Incarnée par Michelle O’Neill qui a été élue samedi, première ministre, le Sinn Fein estime que cette victoire électorale ouvre une nouvelle ère pour l’Irlande du Nord.
Il s’agit d’un moment historique et décisif pour cette région sous administration britannique, mais aussi pour le Sinn Féin, qui a remporté le plus grand nombre de sièges à l’assemblée.
C’est la première fois qu’un parti nationaliste devient le plus important depuis la création de l’Irlande du Nord il y a un siècle.
Engagée dans la politique dès l’adolescence, Michelle O’Neill, vice-présidente du parti depuis février 2018, devient pour sa part la première nationaliste à occuper le poste de première ministre dans l’histoire de l’Irlande du Nord.
Selon elle, ce résultat offre « une occasion de réimaginer les relations dans cette société sur la base de l’équité, de l’égalité et de la justice sociale ».
Son succès met en évidence les différents combats qu’elle a dû mener.
Tout d’abord en 2005, lorsqu’elle a brigué et a remporté le poste de conseiller municipal que son père a quitté à Dungannon.
Ensuite, élue maire, elle a été la première femme à occuper cette fonction dans le borough -avant d’être choisie en 2007 pour briguer un siège à l’assemblée dans le Mid-Ulster.
Devenue la porte-parole du Sinn Fein, elle s’est vue confier par son parti la santé et a siégé à la commission de l’éducation.
En 2011, Michelle O’Neill a obtenu son premier rôle ministériel à Stormont, en étant nommée ministre de l’agriculture et du développement rural.
Après les élections de 2016, elle fût promue ministre de la santé, l’un des portefeuilles les plus médiatisés et les plus difficiles de Stormont.

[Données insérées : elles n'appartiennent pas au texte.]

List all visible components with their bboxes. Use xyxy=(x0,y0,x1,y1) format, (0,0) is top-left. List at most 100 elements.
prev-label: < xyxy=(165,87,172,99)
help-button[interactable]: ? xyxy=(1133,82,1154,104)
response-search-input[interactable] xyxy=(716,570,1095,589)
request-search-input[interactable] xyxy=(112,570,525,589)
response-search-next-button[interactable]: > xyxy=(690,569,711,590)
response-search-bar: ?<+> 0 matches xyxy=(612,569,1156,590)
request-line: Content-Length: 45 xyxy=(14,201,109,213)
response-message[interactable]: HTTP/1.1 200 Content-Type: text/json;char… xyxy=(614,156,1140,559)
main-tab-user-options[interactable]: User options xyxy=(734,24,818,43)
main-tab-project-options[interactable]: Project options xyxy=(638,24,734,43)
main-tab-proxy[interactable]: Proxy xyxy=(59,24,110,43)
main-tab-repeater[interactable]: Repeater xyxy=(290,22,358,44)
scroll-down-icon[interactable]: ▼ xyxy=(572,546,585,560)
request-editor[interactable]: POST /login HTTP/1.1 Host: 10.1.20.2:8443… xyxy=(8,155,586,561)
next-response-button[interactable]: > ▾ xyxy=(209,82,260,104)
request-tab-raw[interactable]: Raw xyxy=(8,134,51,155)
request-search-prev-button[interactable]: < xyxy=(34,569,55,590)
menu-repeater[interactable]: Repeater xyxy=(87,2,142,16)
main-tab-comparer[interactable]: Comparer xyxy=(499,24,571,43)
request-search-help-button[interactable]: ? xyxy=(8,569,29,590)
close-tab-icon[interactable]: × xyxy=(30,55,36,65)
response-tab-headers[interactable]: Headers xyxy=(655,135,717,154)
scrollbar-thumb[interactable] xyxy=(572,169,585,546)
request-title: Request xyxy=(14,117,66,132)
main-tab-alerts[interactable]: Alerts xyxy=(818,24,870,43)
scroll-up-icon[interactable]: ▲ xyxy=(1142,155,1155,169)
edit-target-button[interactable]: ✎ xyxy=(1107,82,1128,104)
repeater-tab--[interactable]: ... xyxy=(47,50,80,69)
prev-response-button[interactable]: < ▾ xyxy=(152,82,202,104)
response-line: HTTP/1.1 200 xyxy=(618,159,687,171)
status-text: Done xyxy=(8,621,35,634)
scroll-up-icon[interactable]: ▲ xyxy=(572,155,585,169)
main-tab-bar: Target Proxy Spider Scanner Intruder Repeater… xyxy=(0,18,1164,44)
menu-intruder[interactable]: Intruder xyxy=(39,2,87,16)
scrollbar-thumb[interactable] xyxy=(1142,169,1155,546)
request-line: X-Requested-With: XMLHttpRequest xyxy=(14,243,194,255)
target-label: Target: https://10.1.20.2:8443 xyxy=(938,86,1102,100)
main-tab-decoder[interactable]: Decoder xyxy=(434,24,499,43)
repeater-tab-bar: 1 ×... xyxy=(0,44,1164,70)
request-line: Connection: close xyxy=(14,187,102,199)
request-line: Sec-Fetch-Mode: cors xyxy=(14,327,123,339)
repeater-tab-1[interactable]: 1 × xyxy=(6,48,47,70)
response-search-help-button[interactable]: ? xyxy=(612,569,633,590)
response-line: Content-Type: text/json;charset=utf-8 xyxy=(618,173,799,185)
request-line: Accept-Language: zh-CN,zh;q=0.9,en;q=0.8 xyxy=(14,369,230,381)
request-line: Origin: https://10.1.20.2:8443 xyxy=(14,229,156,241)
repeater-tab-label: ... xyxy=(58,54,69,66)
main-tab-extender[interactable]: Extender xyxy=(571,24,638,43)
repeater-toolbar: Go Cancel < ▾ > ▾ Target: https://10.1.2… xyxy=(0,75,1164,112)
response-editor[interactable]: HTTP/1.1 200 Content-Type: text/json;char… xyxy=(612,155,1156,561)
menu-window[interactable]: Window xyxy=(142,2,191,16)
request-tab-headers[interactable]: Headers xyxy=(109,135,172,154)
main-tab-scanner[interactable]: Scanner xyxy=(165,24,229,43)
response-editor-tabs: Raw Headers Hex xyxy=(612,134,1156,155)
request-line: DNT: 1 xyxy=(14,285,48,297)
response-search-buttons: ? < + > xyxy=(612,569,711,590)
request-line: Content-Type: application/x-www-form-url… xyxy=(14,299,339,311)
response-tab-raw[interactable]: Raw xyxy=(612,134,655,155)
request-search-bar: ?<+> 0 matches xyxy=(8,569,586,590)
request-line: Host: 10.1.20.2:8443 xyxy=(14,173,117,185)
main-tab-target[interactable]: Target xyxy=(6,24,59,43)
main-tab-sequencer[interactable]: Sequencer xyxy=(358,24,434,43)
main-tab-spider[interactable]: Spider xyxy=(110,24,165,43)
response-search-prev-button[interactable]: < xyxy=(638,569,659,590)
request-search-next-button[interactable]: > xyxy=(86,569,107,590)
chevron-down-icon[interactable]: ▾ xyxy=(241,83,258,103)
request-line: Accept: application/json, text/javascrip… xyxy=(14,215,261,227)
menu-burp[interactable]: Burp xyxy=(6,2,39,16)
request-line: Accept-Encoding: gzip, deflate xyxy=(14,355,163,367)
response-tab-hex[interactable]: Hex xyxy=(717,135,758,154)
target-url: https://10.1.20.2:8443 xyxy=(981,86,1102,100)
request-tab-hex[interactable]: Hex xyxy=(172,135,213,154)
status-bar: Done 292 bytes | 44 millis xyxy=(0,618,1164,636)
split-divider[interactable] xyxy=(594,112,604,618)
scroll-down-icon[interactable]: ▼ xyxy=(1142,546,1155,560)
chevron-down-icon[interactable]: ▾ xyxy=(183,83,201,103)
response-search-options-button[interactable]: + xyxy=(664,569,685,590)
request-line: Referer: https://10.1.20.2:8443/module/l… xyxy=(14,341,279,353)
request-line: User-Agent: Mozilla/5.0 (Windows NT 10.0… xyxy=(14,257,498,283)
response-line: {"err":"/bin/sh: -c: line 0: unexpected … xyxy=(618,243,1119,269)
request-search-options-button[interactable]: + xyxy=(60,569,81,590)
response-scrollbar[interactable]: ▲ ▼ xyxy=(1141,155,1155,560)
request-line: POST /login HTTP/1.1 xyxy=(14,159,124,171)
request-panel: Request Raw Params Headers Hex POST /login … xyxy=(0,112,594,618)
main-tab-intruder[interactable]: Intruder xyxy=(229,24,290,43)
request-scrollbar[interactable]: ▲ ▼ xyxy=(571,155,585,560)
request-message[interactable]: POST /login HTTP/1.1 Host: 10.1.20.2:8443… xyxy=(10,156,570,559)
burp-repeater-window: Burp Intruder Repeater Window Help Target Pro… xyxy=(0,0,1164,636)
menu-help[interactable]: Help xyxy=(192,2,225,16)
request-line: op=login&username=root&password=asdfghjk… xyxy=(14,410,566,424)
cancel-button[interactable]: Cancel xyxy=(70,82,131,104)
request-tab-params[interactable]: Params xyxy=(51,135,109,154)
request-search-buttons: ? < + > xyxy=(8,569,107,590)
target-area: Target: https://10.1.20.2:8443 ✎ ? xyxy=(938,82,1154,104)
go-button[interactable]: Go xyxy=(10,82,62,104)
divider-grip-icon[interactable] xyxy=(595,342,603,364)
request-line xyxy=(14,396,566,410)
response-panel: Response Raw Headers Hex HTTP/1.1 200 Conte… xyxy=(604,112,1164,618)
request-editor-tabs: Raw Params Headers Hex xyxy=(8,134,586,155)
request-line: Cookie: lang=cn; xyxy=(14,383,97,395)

L’occasion pour elle de faire face à l’augmentation des listes d’attente dans les hôpitaux, à une crise de la médecine générale et aux conclusions du rapport Bengoa sur l’organisation des soins de santé en Irlande du Nord.
À ce poste, elle supprimera l’interdiction faite aux homosexuels de donner leur sang en Irlande du Nord et a annoncé un plan décennal de transformation des services de santé, affirmant qu’il améliorerait un système qui était au « point de rupture ».
Sur le plan personnel, Mme O’Neill a grandi dans l’histoire des troubles en Irlande du Nord.
En mai 1993, alors que l’IRA s’acheminait vers la fin de sa soi-disant « lutte armée », elle s’est retrouvée enceinte à 16 ans.
Dans une interview accordée à l’Irish Times l’année dernière, elle a déclaré avoir eu des expériences « très, très négatives » en tant que mère célibataire adolescente.
« Je suis allée dans un lycée catholique. On vous faisait presque sentir aux filles que vous ne pouviez pas aller à l’école », a-t-elle déclaré.
Mais au final, elle reconnait que cette expérience a fait d’elle « une femme plus forte ».
Sur le plan politique, il est significatif que, pendant la campagne électorale, Michelle O’Neill n’ait pas mis l’accent sur l’unité irlandaise et sur les discussions relatives à un scrutin frontalier.
Consciente que les gens ne se réveillent pas en pensant à l’unité irlandaise, mais qu’ils sont plutôt préoccupés par la crise économique et sociale et le coût de la vie, elle a affirmé sa volonté de « travailler pour tout le monde ».
Durant la campagne électorale, le Sinn Fein a d’ailleurs présenté la vice-présidente Michelle O’Neill comme la « première ministre pour tous »
Le parti a également pris la décision tactique de se concentrer sur des questions de fond telles que la crise du coût de la vie et la spirale des listes d’attente dans les hôpitaux, des sujets qui ont trouvé un écho favorable auprès des électeurs.
Une stratégie payante pour ce parti qui a récolté 29% des votes, contre 21,3% pour le DUP, 13,5% pour l’Alliance, 11,2% pour l’UUP et 9,1% pour le SDLP.
Élue première ministre d’Irlande du Nord, Michelle O’Neill, 45 ans, a promis de dépasser les divisions en déclarant : “J’offrirai un leadership inclusif, qui célèbre la diversité, qui garantit les droits et l’égalité pour ceux qui ont été exclus, discriminés ou ignorés dans le passé.”
Avec ce résultat, il lui reste à former le gouvernement qui doit être dirigé conjointement par nationalistes et unionistes en vertu de l’accord de paix de 1998.
Mais les pourparlers s’annoncent difficiles. Les unionistes refusent en effet de rejoindre un gouvernement tant que resteront en place les contrôles douaniers post-Brexit, qui menacent selon eux l’intégrité du Royaume-Uni.
Mais Michelle O’Neill qui n’en n’est pas à son premier combat de femme en politique, devra confirmer la présence des femmes fortes de la nouvelle Irlande du Nord.